Off the top of my head, I came up with the following list of ten items where I’m in the minority. These are common assumptions which I believe to be mistaken:
(1) Luke-Acts was addressed primarily to Gentiles.
(2) The Antioch controversy was over food laws.
(3) The “weak in faith” in Rome were Christian Jews.
(4) Q existed.
(5) By the question “Who do you say that I am?” Jesus already knew he was the messiah, and was testing the disciples to see if they could answer correctly.
(6) An early form of Thomas can be traced to the first century.
(7) James is pseudononymous.
(8) “Jew” is an acceptable word for a follower of Yahweh in the 2nd-Temple period.
(9) The event most responsible for Jesus’ arrest and execution was his action against the temple.
(10) The fathers, kings, landowners, and masters in Jesus’ parables were originally metaphors for God.

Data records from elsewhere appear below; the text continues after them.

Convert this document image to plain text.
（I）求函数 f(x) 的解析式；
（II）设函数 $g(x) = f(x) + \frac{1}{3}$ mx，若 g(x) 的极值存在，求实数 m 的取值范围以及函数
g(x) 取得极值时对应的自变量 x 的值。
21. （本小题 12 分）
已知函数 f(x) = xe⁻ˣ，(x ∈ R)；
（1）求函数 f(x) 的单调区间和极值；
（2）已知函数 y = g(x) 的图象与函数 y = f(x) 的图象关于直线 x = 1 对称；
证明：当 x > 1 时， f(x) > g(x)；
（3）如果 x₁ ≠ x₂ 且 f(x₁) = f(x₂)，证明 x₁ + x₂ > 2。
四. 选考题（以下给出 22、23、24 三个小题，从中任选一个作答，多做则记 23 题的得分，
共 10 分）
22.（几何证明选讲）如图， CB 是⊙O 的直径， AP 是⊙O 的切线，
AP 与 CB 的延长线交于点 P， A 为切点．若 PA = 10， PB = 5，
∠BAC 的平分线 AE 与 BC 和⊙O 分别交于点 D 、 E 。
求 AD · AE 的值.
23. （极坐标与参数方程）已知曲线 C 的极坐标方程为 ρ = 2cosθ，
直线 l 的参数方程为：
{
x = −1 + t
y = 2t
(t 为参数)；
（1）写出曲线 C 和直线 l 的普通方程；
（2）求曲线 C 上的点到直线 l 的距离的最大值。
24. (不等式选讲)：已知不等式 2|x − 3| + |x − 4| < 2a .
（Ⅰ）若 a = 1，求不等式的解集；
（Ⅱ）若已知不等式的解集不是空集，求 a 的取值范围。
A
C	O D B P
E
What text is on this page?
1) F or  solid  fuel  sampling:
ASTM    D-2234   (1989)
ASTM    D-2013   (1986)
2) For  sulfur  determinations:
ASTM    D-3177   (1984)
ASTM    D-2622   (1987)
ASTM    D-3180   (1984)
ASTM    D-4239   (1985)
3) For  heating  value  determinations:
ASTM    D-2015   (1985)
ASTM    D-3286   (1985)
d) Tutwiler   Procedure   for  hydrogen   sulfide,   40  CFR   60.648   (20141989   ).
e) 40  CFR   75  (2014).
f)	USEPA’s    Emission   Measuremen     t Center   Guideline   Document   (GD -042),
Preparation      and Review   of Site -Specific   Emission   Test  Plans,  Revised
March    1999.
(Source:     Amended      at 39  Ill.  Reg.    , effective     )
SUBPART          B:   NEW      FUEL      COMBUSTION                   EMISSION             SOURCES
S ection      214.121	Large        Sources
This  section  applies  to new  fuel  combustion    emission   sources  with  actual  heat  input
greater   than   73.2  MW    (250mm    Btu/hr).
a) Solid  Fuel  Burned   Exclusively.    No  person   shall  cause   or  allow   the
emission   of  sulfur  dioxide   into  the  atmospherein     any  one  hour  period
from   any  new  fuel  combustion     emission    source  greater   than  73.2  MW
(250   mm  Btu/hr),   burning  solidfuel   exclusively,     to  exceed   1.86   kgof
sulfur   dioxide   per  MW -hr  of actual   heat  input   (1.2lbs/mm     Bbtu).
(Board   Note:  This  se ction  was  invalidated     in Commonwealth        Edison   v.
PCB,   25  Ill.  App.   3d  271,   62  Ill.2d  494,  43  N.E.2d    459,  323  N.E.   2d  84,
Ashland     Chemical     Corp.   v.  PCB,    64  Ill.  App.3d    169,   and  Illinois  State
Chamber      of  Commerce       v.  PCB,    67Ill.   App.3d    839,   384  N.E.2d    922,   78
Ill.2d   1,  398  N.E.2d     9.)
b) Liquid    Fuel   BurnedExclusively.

On these points I go against the majority (though a few are barely majority positions, like 4, 6, and 7). I say that Luke-Acts was addressed to a community of Jews and God-fearers; that Antioch was about circumcision; that the “weak in faith” in Rome were non-Christian Jews; that Q is a mirage; that Jesus didn’t know who/what he was, and was asking his disciples to tell him; that Thomas is a 2nd-century gnostic document; that James wrote the epistle ascribed to him; that “Jew” is a mistranslation in the bible (though I continue to use it, slap my wrist); that Caiaphas was more nervous about Pilate’s trigger-finger when dealing with popular prophets than Jesus’ act in the temple per se; and that the father in The Prodigal Son, the king in the The Unmerciful Servant, the landowner in The Talents, and the master in The Dishonest Steward are all exactly as portrayed and not ciphers for God.
Well, even if I’m wrong about any of these, it’s healthy to think outside the box — and fun if you like to argue and solve puzzles.